Follow the Rabbit: New Chat Tool Simplifies Online Collaboration
Rabbit’s new video chat and content sharing application is available, but only for a closed beta. Those interested can sign up from its website, www.rabb.it, although it’s currently only available for Mac OS X users.
What makes Rabbit different from other video applications? For starters, it’s the only one that lets users share pretty much any and all content, including the usual business features, but also sharing music, videos or pretty much anything else.
This is all done through one-click sharing from the SharePad, making it quick and easy.
Users can also create or join rooms for video chats for group discussions, sharing music, or hosting online events. It can create public or private rooms, open to only friends or to anyone who logs in.
Although since this is the Internet we’re talking about, one should be very careful when joining public chat rooms once the beta ends.

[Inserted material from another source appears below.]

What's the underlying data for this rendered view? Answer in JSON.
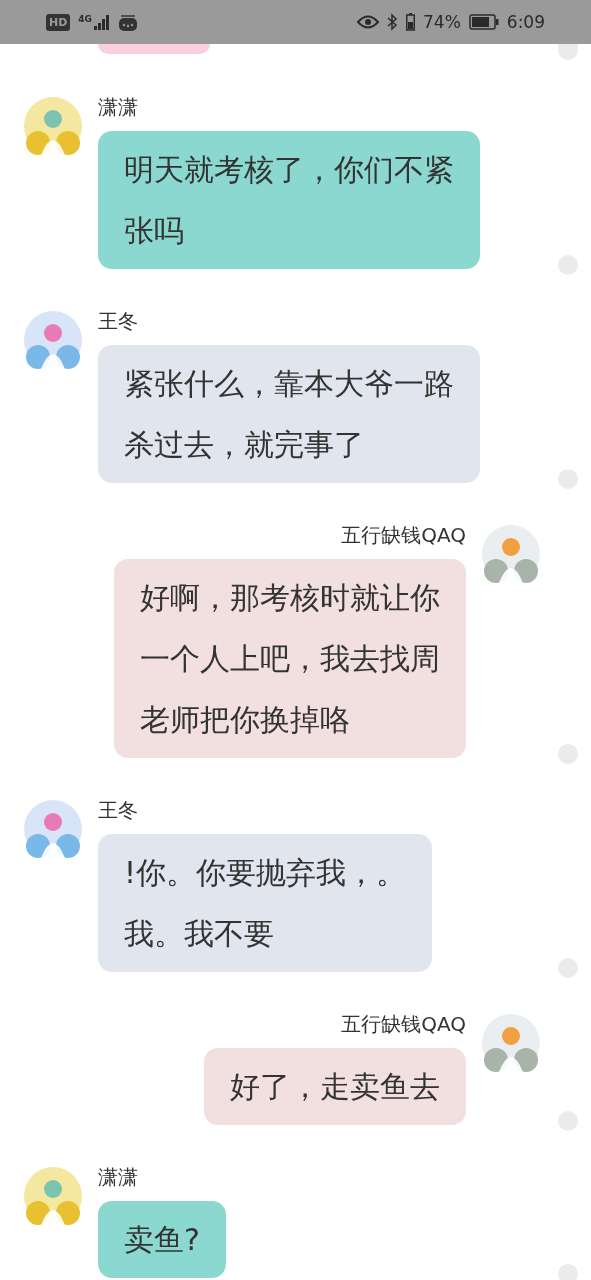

Rabbit also allows users to hold multiple conversations at once. For those looking to join a conversation, they can hover over other people to see their common interests, or listen in to a conversation before joining.
Like other IM applications, it’s always on, so sharing and connecting with friends is simple.
"With Rabbit, we've pushed to completely reinvent everything about traditional video chat. By leveraging what we learned developing some of the world's most successful social and multiplayer games, we transformed video chat from a mere utility into a truly immersive social experience," said Stephanie Morgan, cofounder of Rabbit. "Finally, there's a place to meet friends, share content, go to events, spend time together and discover cool new things, live – and all in a single application! Rabbit is the first platform to deliver the real-life interaction of video chat with an entirely real-time social experience. This changes everything."
Rabbit is certainly a new type of chat application, combining the best of Skype, chat roulette and more into a single, easy-to-use application. As it’s in its beta stages, there are still bugs to work out (no pun intended), but for those who want to get in from the start, now’s a great chance to apply for the beta testing.